Dalsza część artykułu pod materiałem wideo
"Nie mieliśmy wpływu". Skandal po spotkaniu Hołowni na Podlasiu
Sikorski odpowiada Kaczyńskiemu. "Wredna insynuacja"
Na słowa te na antenie TVN24 zareagował szef MSZ Radosław Sikorski. - To jest oczywiście wredna insynuacja, że rząd polski nie reprezentuje Polaków, tylko jakichś Niemców.
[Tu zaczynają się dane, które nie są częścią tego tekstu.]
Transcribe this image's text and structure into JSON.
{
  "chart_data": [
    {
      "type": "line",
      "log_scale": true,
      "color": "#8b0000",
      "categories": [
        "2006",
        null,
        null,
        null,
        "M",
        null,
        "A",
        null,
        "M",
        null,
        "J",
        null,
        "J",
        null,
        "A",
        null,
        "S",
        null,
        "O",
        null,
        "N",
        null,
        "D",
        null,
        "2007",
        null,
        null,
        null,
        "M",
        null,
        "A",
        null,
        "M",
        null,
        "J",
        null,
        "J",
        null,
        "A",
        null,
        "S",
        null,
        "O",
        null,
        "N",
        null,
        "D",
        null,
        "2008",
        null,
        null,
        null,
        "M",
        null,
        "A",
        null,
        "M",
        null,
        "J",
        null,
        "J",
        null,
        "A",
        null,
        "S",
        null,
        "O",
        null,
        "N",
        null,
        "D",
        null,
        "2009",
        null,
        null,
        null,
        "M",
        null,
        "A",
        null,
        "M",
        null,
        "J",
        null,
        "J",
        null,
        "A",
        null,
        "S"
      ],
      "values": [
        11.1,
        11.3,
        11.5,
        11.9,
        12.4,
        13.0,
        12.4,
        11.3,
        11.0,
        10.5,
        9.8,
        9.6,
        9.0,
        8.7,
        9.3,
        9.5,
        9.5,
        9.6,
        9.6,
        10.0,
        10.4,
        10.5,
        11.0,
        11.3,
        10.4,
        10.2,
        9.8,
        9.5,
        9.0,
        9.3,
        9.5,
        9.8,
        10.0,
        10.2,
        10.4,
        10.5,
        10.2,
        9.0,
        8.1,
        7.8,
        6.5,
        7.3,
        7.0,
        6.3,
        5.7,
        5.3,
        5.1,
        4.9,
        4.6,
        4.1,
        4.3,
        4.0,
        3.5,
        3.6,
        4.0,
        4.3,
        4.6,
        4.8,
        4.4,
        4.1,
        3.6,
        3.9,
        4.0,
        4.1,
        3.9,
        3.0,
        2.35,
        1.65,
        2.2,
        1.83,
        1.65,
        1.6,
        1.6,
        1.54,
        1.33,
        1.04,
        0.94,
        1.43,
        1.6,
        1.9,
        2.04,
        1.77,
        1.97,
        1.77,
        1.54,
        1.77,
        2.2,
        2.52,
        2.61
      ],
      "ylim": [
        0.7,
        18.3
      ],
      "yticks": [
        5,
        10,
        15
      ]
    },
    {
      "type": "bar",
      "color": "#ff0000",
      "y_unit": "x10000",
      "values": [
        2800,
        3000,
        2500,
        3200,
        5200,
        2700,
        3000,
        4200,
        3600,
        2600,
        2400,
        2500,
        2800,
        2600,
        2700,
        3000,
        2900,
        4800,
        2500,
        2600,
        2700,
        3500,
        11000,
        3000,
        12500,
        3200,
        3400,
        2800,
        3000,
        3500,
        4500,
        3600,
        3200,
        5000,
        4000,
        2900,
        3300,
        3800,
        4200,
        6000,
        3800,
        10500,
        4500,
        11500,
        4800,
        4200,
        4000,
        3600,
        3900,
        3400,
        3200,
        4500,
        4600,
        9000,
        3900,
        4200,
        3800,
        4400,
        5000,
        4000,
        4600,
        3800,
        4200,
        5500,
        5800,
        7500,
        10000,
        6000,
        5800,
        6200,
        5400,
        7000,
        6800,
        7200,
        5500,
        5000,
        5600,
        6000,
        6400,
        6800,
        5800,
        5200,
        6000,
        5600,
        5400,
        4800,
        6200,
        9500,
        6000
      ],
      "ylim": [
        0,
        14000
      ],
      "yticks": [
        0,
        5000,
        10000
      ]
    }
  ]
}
Pierwsze słyszę - stwierdził Radosław Sikorski w odpowiedzi na zarzuty prezesa PiS. - Ja nawet nie mówię po niemiecku - wskazał.
- Po drugie, proszę pamiętać, że Kaczyński miał ofertę swego czasu w jakimś zamku w NRD. On właśnie się tam naprawdę potajemnie spotykał - dodał minister.
Według relacji Sikorskiego spotkania te miały dotyczyć "współuczestniczenia Polski w kierownictwie Unii Europejskiej". Kaczyński miał natomiast odrzucić te oferty. - On to odrzucił, bo dla niego granie pod publiczkę, straszenie Niemcami jest ważniejsze dla mobilizowania swoich wyborców niż osiąganie ważnych celów dyplomatycznych - podkreślił szef dyplomacji.
- Po trzecie proszę pamiętać, że to u Was w TVN24 pan były minister spraw zagranicznych Jacek Czaputowicz powiedział, że rząd PiS świadomie i celowo przepuszczał tysiące migrantów przez Polskę do Niemiec, sądząc, że to będzie niemiecki problem - dodał Sikorski.